Miri Sisso

Personal information
- Native name: מירי סיסו
- Nationality: Israel

Sport
- Sport: Swimming

Medal record
| Event | 1st | 2nd | 3rd |
| Paralympic Games | 1 | 0 | 2 |
Women's para swimming
Representing Israel
Paralympic Games
| Gold medal – first place | 1988 Seoul | 100m breaststroke C4 |
| Bronze medal – third place | 1984 Stoke Mandeville New York | 100m backstroke C4 |
| Bronze medal – third place | 1988 Seoul | 100m freestyle C4 |

= Miri Sisso =

Israeli Paralympic swimmer

Miri Sisso (מירי סיסו) is a former Israeli Paralympic swimmer.

==Biography==
Sisso was the oldest of four children and grew up in Netanya. She was born with Cerebral palsy and from the age of ten joined the Israel ParaSport Center.
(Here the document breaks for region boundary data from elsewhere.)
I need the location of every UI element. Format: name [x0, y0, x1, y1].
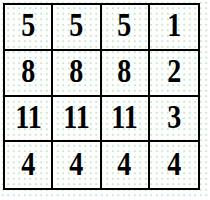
cell-value: 4 — [69, 148, 83, 183]
cell-r1c3: 5 — [102, 5, 150, 51]
cell-value: 1 — [167, 9, 181, 44]
cell-value: 11 — [111, 101, 138, 136]
cell-r4c4: 4 — [150, 142, 198, 188]
cell-value: 8 — [21, 55, 35, 90]
cell-value: 3 — [167, 101, 181, 136]
cell-r3c2: 11 — [53, 97, 101, 143]
cell-r1c4: 1 — [150, 5, 198, 51]
puzzle-grid: 5 5 5 1 8 8 8 2 11 11 11 3 4 4 4 4 — [3, 3, 200, 190]
cell-value: 2 — [167, 55, 181, 90]
cell-r2c4: 2 — [150, 51, 198, 97]
cell-r2c1: 8 — [5, 51, 53, 97]
cell-r4c3: 4 — [102, 142, 150, 188]
cell-value: 4 — [118, 148, 132, 183]
cell-value: 5 — [69, 9, 83, 44]
cell-value: 4 — [167, 148, 181, 183]
cell-value: 11 — [63, 101, 90, 136]
graph-paper-background: 5 5 5 1 8 8 8 2 11 11 11 3 4 4 4 4 — [0, 0, 210, 200]
cell-r3c4: 3 — [150, 97, 198, 143]
cell-value: 8 — [69, 55, 83, 90]
cell-r2c2: 8 — [53, 51, 101, 97]
cell-r1c1: 5 — [5, 5, 53, 51]
cell-r4c2: 4 — [53, 142, 101, 188]
cell-value: 8 — [118, 55, 132, 90]
cell-r3c1: 11 — [5, 97, 53, 143]
cell-value: 5 — [21, 9, 35, 44]
cell-r4c1: 4 — [5, 142, 53, 188]
cell-value: 5 — [118, 9, 132, 44]
cell-r3c3: 11 — [102, 97, 150, 143]
cell-value: 11 — [15, 101, 42, 136]
cell-value: 4 — [21, 148, 35, 183]
cell-r1c2: 5 — [53, 5, 101, 51]
cell-r2c3: 8 — [102, 51, 150, 97]
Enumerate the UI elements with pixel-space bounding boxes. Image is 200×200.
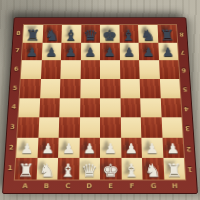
piece-black-knight[interactable]: ♞	[44, 28, 60, 43]
square-d5[interactable]	[80, 79, 100, 98]
square-a2[interactable]: ♟	[16, 138, 38, 159]
square-b8[interactable]: ♞	[42, 25, 62, 43]
square-e6[interactable]	[100, 60, 120, 78]
square-d2[interactable]: ♟	[79, 138, 100, 159]
square-e2[interactable]: ♟	[100, 138, 121, 159]
square-c6[interactable]	[60, 60, 80, 78]
piece-black-bishop[interactable]: ♝	[121, 28, 137, 43]
piece-black-pawn[interactable]: ♟	[142, 47, 155, 59]
square-e1[interactable]: ♚	[100, 158, 121, 179]
rank-label-right-8: 8	[176, 25, 187, 43]
piece-white-knight[interactable]: ♞	[144, 162, 161, 180]
square-d6[interactable]	[80, 60, 100, 78]
square-c1[interactable]: ♝	[57, 158, 79, 179]
file-label-e: E	[100, 180, 121, 193]
frame-top-padding	[14, 18, 186, 25]
square-g1[interactable]: ♞	[142, 158, 164, 179]
piece-white-knight[interactable]: ♞	[38, 162, 55, 180]
piece-black-pawn[interactable]: ♟	[162, 47, 175, 59]
rank-label-right-1: 1	[184, 158, 196, 179]
piece-black-king[interactable]: ♚	[102, 28, 117, 43]
square-g4[interactable]	[140, 98, 161, 118]
board-grid: 8♜♞♝♛♚♝♞♜87♟♟♟♟♟♟♟♟7665544332♟♟♟♟♟♟♟♟21♜…	[3, 18, 197, 193]
square-h4[interactable]	[160, 98, 181, 118]
frame-corner-bottom-left	[3, 180, 15, 193]
piece-black-knight[interactable]: ♞	[140, 28, 156, 43]
square-g2[interactable]: ♟	[141, 138, 163, 159]
piece-white-rook[interactable]: ♜	[17, 162, 35, 180]
piece-white-pawn[interactable]: ♟	[62, 143, 75, 157]
square-c8[interactable]: ♝	[61, 25, 81, 43]
file-label-h: H	[164, 180, 186, 193]
square-a8[interactable]: ♜	[23, 25, 43, 43]
rank-label-right-3: 3	[182, 117, 194, 137]
square-b7[interactable]: ♟	[41, 42, 61, 60]
square-d1[interactable]: ♛	[79, 158, 100, 179]
file-label-b: B	[36, 180, 58, 193]
square-f5[interactable]	[120, 79, 140, 98]
square-f2[interactable]: ♟	[121, 138, 142, 159]
piece-black-rook[interactable]: ♜	[159, 28, 175, 43]
square-a4[interactable]	[18, 98, 39, 118]
rank-label-right-6: 6	[178, 60, 189, 78]
square-c4[interactable]	[59, 98, 80, 118]
square-h5[interactable]	[159, 79, 180, 98]
square-d7[interactable]: ♟	[80, 42, 100, 60]
square-h2[interactable]: ♟	[162, 138, 184, 159]
piece-white-pawn[interactable]: ♟	[41, 143, 55, 157]
square-f8[interactable]: ♝	[119, 25, 139, 43]
square-h3[interactable]	[161, 117, 183, 137]
piece-white-pawn[interactable]: ♟	[83, 143, 96, 157]
square-d3[interactable]	[79, 117, 100, 137]
square-b2[interactable]: ♟	[37, 138, 59, 159]
square-b4[interactable]	[39, 98, 60, 118]
square-h8[interactable]: ♜	[157, 25, 177, 43]
square-h7[interactable]: ♟	[158, 42, 178, 60]
piece-white-pawn[interactable]: ♟	[145, 143, 159, 157]
piece-black-queen[interactable]: ♛	[83, 28, 98, 43]
rank-label-right-5: 5	[179, 79, 190, 98]
square-a7[interactable]: ♟	[22, 42, 42, 60]
square-f1[interactable]: ♝	[121, 158, 143, 179]
square-c2[interactable]: ♟	[58, 138, 79, 159]
file-label-f: F	[121, 180, 143, 193]
square-g3[interactable]	[141, 117, 162, 137]
square-e5[interactable]	[100, 79, 120, 98]
piece-white-pawn[interactable]: ♟	[125, 143, 138, 157]
piece-black-pawn[interactable]: ♟	[123, 47, 135, 59]
square-b1[interactable]: ♞	[36, 158, 58, 179]
square-h6[interactable]	[159, 60, 180, 78]
piece-white-bishop[interactable]: ♝	[60, 162, 77, 180]
square-g8[interactable]: ♞	[138, 25, 158, 43]
square-c3[interactable]	[59, 117, 80, 137]
square-g6[interactable]	[139, 60, 159, 78]
frame-corner-bottom-right	[185, 180, 197, 193]
square-b3[interactable]	[38, 117, 59, 137]
file-label-g: G	[143, 180, 165, 193]
square-a6[interactable]	[21, 60, 42, 78]
square-f7[interactable]: ♟	[119, 42, 139, 60]
file-label-c: C	[57, 180, 79, 193]
piece-white-king[interactable]: ♚	[102, 162, 119, 180]
piece-white-bishop[interactable]: ♝	[123, 162, 140, 180]
piece-black-pawn[interactable]: ♟	[104, 47, 116, 59]
piece-black-pawn[interactable]: ♟	[84, 47, 96, 59]
square-e7[interactable]: ♟	[100, 42, 120, 60]
square-a3[interactable]	[17, 117, 39, 137]
file-label-a: A	[14, 180, 36, 193]
square-d4[interactable]	[80, 98, 100, 118]
square-h1[interactable]: ♜	[163, 158, 185, 179]
square-e4[interactable]	[100, 98, 120, 118]
square-e8[interactable]: ♚	[100, 25, 119, 43]
square-a5[interactable]	[20, 79, 41, 98]
piece-black-bishop[interactable]: ♝	[63, 28, 79, 43]
piece-black-pawn[interactable]: ♟	[26, 47, 39, 59]
piece-white-pawn[interactable]: ♟	[104, 143, 117, 157]
square-f6[interactable]	[120, 60, 140, 78]
table-background: 8♜♞♝♛♚♝♞♜87♟♟♟♟♟♟♟♟7665544332♟♟♟♟♟♟♟♟21♜…	[0, 0, 200, 200]
piece-white-pawn[interactable]: ♟	[20, 143, 34, 157]
square-f4[interactable]	[120, 98, 141, 118]
square-f3[interactable]	[120, 117, 141, 137]
rank-label-right-7: 7	[177, 42, 188, 60]
piece-black-pawn[interactable]: ♟	[65, 47, 77, 59]
square-g5[interactable]	[140, 79, 161, 98]
piece-white-pawn[interactable]: ♟	[166, 143, 180, 157]
square-a1[interactable]: ♜	[15, 158, 37, 179]
square-d8[interactable]: ♛	[81, 25, 100, 43]
chess-board: 8♜♞♝♛♚♝♞♜87♟♟♟♟♟♟♟♟7665544332♟♟♟♟♟♟♟♟21♜…	[2, 17, 198, 194]
rank-label-right-4: 4	[180, 98, 192, 118]
piece-black-rook[interactable]: ♜	[25, 28, 41, 43]
square-e3[interactable]	[100, 117, 121, 137]
piece-white-rook[interactable]: ♜	[165, 162, 183, 180]
piece-black-pawn[interactable]: ♟	[45, 47, 58, 59]
square-c5[interactable]	[60, 79, 80, 98]
square-b5[interactable]	[40, 79, 61, 98]
rank-label-right-2: 2	[183, 138, 195, 159]
file-label-d: D	[79, 180, 100, 193]
square-b6[interactable]	[41, 60, 61, 78]
square-c7[interactable]: ♟	[61, 42, 81, 60]
piece-white-queen[interactable]: ♛	[81, 162, 98, 180]
square-g7[interactable]: ♟	[139, 42, 159, 60]
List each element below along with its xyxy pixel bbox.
At the 1984 Summer Paralympics she competed in para athletics in discus throw and in shot put and in para swimming in three tournaments, winning her first bronze medal in 100m backstroke. Sisso later focused on swimming and competed at the 1988 Summer Paralympics and 1992 Summer Paralympics. In 1988 she won a gold medal and her second bronze medal for 100m breaststroke and freestyle, respectively.

Sisso is a certified special education teacher.